One of the good things about working with picky clients is that I usually end up with a lot of “spare parts” that I can use for other projects. That really comes in handy when deadlines are tight and there isn’t much time to create a lot of custom icons and illustrations from scratch!
I’m currently working with a really great team who is also really (really) picky when it comes to graphics and general design issues – they’ve got me working very hard, but I have to say that they are pushing me to produce very good work. Probably some of the best work I have done in my career to this point. That isn’t to say that the situation is totally ideal, because in order to find a design solution they can all be happy with, I usually end up doing 5-10 concepts for each element. That’s usually not a bad way to be creative and produce great work – but not when the project deadlines are insanely short!

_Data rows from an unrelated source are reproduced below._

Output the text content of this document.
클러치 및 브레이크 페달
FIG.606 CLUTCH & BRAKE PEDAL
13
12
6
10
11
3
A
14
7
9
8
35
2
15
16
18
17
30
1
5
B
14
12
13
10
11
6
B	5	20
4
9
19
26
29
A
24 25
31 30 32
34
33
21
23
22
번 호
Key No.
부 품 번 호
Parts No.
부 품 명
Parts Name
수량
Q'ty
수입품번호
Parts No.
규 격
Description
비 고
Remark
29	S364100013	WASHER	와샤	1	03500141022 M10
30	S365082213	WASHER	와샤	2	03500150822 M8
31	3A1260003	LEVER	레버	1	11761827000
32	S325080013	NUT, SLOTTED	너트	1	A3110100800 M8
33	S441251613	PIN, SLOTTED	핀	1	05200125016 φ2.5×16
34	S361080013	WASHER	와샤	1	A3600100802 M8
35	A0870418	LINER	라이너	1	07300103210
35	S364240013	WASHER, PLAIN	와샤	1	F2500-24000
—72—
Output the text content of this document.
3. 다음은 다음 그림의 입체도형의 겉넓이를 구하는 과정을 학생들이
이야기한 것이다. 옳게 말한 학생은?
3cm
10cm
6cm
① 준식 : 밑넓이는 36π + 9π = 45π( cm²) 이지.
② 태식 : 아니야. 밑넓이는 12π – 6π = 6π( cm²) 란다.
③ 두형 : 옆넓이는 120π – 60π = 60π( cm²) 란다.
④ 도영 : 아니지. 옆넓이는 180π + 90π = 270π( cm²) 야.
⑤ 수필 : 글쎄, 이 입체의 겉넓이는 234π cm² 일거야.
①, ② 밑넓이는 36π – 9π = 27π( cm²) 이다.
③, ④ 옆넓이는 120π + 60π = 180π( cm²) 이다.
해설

Long story short, we were trying to find an icon style to integrate into the project a while back and one of the ideas that I had was to create little 3d objects using FormZ. My personal opinion was that this style of iconography would fit well into our budding design language, and I was really excited to present this concept to the team. But like it happens so many times, my excitement was diffused in an instant when it was shot down right out of the gate. I didn’t even get a chance to finish presenting it – the creative director of the project took one look at them and declared that he wasn’t interested. Bummer.
But hey, maybe someday I’ll finish this set to use in another project (which I can pretty much bet won’t be for this client). It’s just a small set at this point, consisting of an open box, toy robot, and stack of books. All are rendered in a silver metallic texture, and I’ve included a small example of each with a generic graphic on them just to show how they could be customized.